“Es más fácil imaginar el fin del mundo que el fin del capitalismo.”
— Mark Fisher
Una frase que da escalofríos, pero que resume con precisión quirúrgica el clima mental de nuestra época. Eso que Mark Fisher llamó realismo capitalista: no una ideología explícita, sino una sensación difusa, un estado de ánimo colectivo que nos hace creer que “esto es lo que hay” y que no puede ser de otra manera.
En el mundo cultural y creativo, esto se traduce en una parálisis disfrazada de hiperactividad. Mucha producción, muchas plataformas, muchas métricas… pero poca transformación real. Poca imaginación de lo que podría ser.
¿Qué es exactamente el realismo capitalista?
Fisher lo definía como “la creencia generalizada de que no hay alternativa al capitalismo”. No se trata de que nos encante el sistema. De hecho, muchas veces lo criticamos. Pero lo hacemos desde dentro, con resignación, como si lo máximo a lo que pudiéramos aspirar fuera a parchearlo.
“El realismo capitalista no es tanto una afirmación explícita, sino el ambiente en el que vivimos.”
Es un marco mental que coloniza hasta nuestra capacidad de soñar. Nos hace pensar que toda innovación debe ser rentable. Que todo lo experimental debe ser vendible.

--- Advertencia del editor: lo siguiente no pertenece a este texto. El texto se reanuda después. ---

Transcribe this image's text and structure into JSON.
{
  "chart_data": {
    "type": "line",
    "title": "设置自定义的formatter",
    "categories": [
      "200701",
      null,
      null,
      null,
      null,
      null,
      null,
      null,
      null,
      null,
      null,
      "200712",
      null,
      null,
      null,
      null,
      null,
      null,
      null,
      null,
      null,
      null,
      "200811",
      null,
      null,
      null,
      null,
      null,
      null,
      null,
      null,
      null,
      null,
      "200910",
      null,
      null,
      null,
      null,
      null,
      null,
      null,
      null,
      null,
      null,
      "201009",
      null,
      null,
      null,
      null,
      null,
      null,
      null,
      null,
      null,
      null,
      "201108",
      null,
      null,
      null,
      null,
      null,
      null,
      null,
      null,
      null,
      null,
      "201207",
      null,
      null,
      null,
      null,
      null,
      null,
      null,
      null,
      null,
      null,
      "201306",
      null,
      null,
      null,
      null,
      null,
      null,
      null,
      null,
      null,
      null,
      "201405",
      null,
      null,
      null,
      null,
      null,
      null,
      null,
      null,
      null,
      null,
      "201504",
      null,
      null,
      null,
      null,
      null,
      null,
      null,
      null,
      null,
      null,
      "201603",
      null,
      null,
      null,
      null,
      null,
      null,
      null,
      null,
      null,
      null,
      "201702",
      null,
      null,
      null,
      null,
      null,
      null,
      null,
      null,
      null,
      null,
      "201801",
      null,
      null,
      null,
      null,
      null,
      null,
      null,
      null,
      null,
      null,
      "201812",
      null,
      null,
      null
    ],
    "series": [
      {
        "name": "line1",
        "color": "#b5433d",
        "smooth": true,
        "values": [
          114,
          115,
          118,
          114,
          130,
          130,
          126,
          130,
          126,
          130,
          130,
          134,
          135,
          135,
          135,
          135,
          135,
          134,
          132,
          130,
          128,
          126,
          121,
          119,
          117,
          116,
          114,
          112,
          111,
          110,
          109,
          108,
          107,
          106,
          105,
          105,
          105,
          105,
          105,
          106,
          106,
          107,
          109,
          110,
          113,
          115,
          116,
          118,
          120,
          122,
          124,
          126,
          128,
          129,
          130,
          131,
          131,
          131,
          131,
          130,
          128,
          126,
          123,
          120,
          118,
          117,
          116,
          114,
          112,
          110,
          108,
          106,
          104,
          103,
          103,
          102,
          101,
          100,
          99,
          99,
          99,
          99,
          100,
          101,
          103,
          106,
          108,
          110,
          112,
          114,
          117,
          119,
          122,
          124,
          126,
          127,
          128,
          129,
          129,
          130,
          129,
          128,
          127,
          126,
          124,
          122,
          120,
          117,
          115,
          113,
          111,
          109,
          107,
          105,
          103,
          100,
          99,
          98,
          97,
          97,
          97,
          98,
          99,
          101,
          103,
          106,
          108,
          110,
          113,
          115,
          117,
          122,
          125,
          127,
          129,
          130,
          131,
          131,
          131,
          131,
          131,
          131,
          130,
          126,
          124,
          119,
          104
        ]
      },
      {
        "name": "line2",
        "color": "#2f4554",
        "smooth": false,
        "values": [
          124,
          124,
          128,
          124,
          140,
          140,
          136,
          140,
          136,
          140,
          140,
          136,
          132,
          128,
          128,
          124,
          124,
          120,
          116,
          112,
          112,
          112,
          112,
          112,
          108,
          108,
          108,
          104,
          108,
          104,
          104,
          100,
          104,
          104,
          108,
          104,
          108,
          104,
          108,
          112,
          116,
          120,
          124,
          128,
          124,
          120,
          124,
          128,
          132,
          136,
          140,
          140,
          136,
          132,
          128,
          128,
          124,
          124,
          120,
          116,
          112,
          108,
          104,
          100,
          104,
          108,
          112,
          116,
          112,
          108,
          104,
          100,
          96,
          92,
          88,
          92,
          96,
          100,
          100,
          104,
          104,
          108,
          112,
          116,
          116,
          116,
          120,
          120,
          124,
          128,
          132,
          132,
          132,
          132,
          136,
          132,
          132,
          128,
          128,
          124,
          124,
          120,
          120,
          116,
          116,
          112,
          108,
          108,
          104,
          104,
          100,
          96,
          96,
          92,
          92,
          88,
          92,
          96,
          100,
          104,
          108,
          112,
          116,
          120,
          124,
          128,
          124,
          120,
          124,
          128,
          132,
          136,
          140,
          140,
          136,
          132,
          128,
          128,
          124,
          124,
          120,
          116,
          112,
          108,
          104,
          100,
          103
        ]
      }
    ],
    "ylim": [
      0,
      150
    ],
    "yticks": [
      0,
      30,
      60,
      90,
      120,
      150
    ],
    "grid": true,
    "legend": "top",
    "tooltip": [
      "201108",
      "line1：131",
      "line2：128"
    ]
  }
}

Que si algo no tiene “modelo de negocio”, no merece existir.
Y eso, para el arte, la cultura y la creatividad, es veneno.
El sector creativo en modo supervivencia
En el ecosistema cultural, el realismo capitalista se cuela por todas partes:
- Festivales que repiten carteles “seguros” para no arriesgar el presupuesto.
- Proyectos artísticos que se autocensuran para entrar en convocatorias.
- Creativos que se reinventan como “creadores de contenido” para sobrevivir al algoritmo.
- Espacios independientes que mutan en coworkings con cafetería para pagar el alquiler.
Todo esto no es por falta de talento, sino por falta de oxígeno. Porque el sistema no deja espacio para lo que no se puede medir, monetizar o escalar.
“El capitalismo trata la creatividad como un recurso, pero niega las condiciones para que florezca de verdad.”
Entonces, ¿qué hacemos?
Aquí es donde Fisher no da recetas mágicas, pero sí pistas potentes. Él no era un tecnófobo ni un nostálgico. Era un agitador de mentes. Y su mensaje, en el fondo, era un llamado a recuperar lo que él llamaba la capacidad de imaginar lo que aún no existe.
“La tarea es liberar lo que ya está latente, no inventar desde cero.”
Eso implica mirar a lo colectivo, a la memoria, a la ciencia ficción, al inconformismo, a las ideas raras, a lo que no cabe en un Excel.
Propuestas para escapar del bucle
- Hacer espacio al error: sin prototipos, sin pruebas, no hay avance real.
- Pensar desde lo común: crear redes, alianzas, economías compartidas.
- Crear sin pedir permiso: no todo tiene que pasar por la industria.
- Reencantar lo digital: usar la tecnología para abrir mundos, no solo para captar datos.
- Recuperar el tiempo lento: la creatividad no es instantánea.
Un futuro más raro, más libre, más nuestro
Fisher murió en 2017, pero su obra resuena con más fuerza que nunca. No solo como crítica, sino como brújula. Nos recuerda que la cultura tiene un papel radical: no solo entretener, sino ampliar el campo de lo posible.
En Smartib creemos que el arte, la tecnología y las comunidades pueden romper el hechizo del realismo capitalista. No con utopías vacías, sino con imaginación aplicada, con estructuras nuevas, con preguntas incómodas y con espacios donde lo raro no se ahogue.
El futuro no está escrito. Y si lo está, lo podemos reescribir.